Maintenant, je me retrouve avec les deux tibias en ferraille, le genou en ferraille, la hanche et l’épaule gauche en ferraille. Et la gueule aussi !
Avec cette nouvelle activité de vendeur à la criée, tu as retrouvé cette mobilité perdue que tu avais lorsque tu exerçais tes diverses professions ?
Oui, bien sûr. Je vendais le journal pour faire du bien aux autres.
Et tu le vendais, sauf erreur, à travers toute la Suisse romande ?
Je vendais le journal, en roller, dix à douze heures par jour, dans toute la Suisse romande.
Et ces longues distances, tu les couvrais, sauf erreur, grâce aux CFF.
Oui, je me déplaçais en train, d’une ville à l’autre et quand j’arrivais, par exemple, à Genève sur le coup de midi, je faisais cinq ou six restaurants où j’allais vendre mon journal et ensuite je reprenais le train et je vendais mon journal dans le train.
Et pour ces déplacements, avais-tu un abonnement au mois ou à l’année ?
J’ai eu pendant longtemps un abonnement général et il y a eu une période où malheureusement, financièrement, j’étais bloqué et j’ai voyagé sans abonnement général. Là, j’ai eu des problèmes avec les CFF.
Quel genre de problèmes ?
Je me suis fait arrêter. Ils ont déposé plainte et j’ai fini une période en prison.

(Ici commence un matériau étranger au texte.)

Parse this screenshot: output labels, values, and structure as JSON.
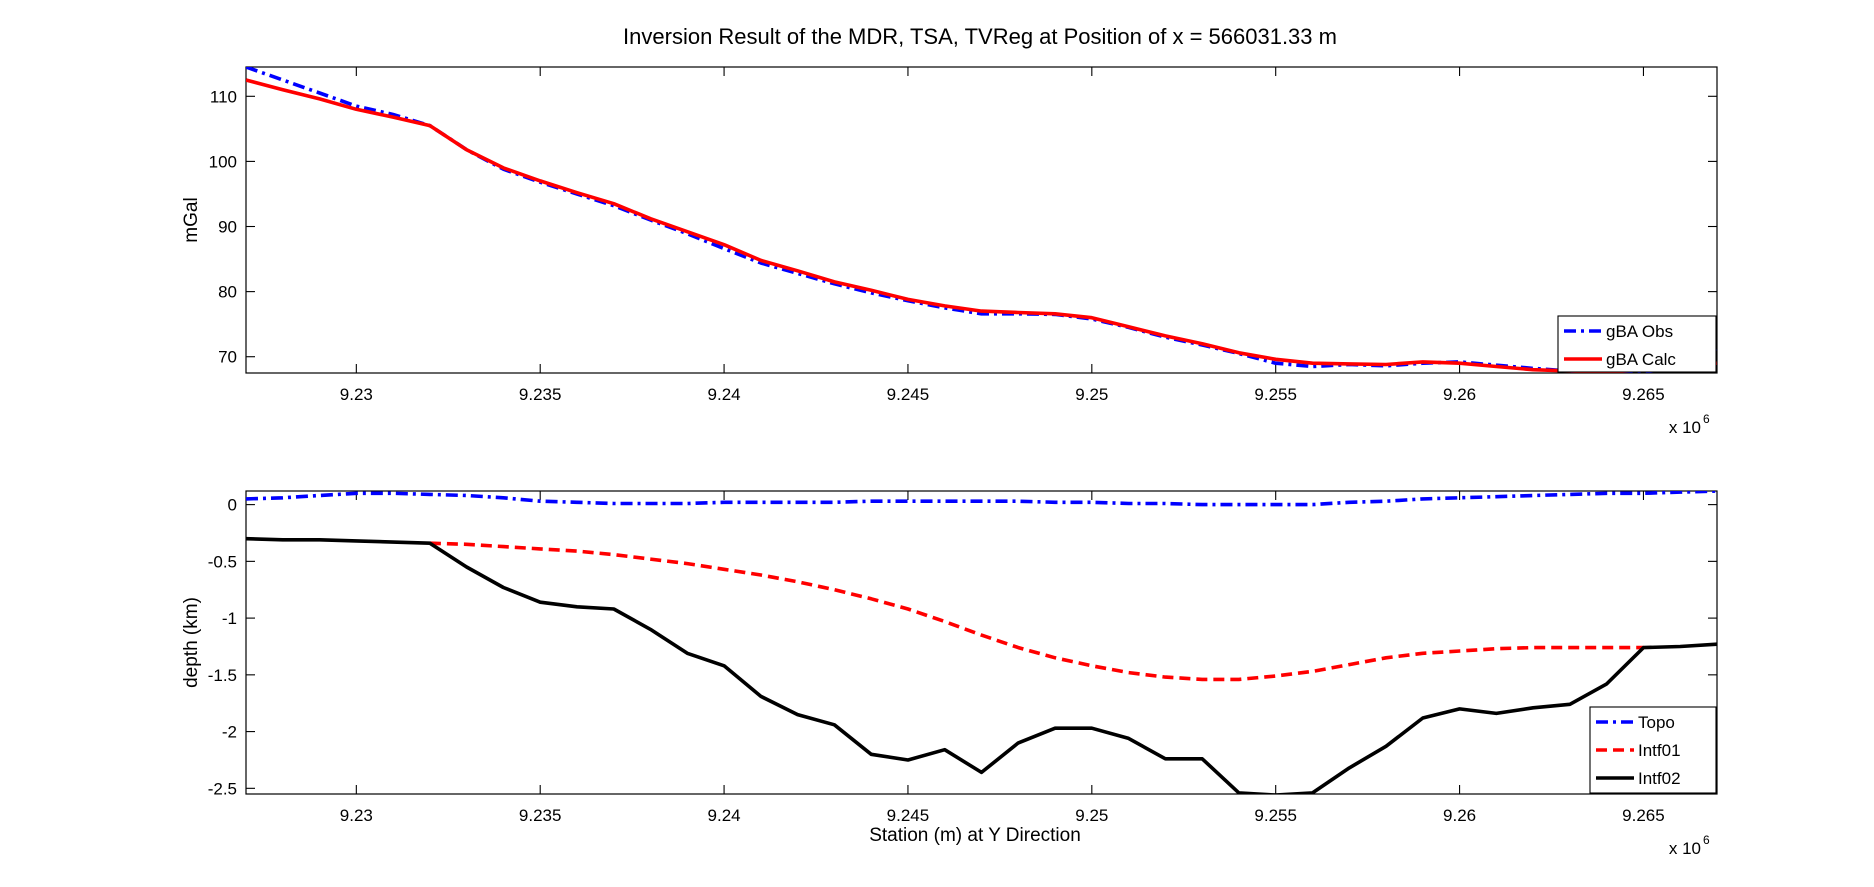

Parce que tu circulais sans ticket de transport ?
Je circulais sans ticket de transport.
Et ton attitude au niveau du train, au niveau des voyageurs, tu vendais donc le journal à l’intérieur des trains.
Oui.
Normalement, c’est interdit. Est-ce que cela gênait vraiment beaucoup ?
Non, cela ne gênait pas.
Est-ce plutôt ton attitude qui gênait ?
Non, cela ne gênait pas, je n’obligeais pas les gens à m’acheter le journal.
Donc, toujours très correct avec les gens ?
J’étais correct, ou bien de temps en temps, quand j’avais un coup de trop, j’étais un petit peu brusque. Voilà.
Cela effrayait un petit peu les personnes ?
Non, pas du tout.
Donc après ces péripéties, et notamment la prison, tu es revenu au journal et tu t’y es remis tout à fait normalement.
Oui, avec mon abonnement général dans la poche et j’ai continué à vendre le journal sur toute la Suisse romande.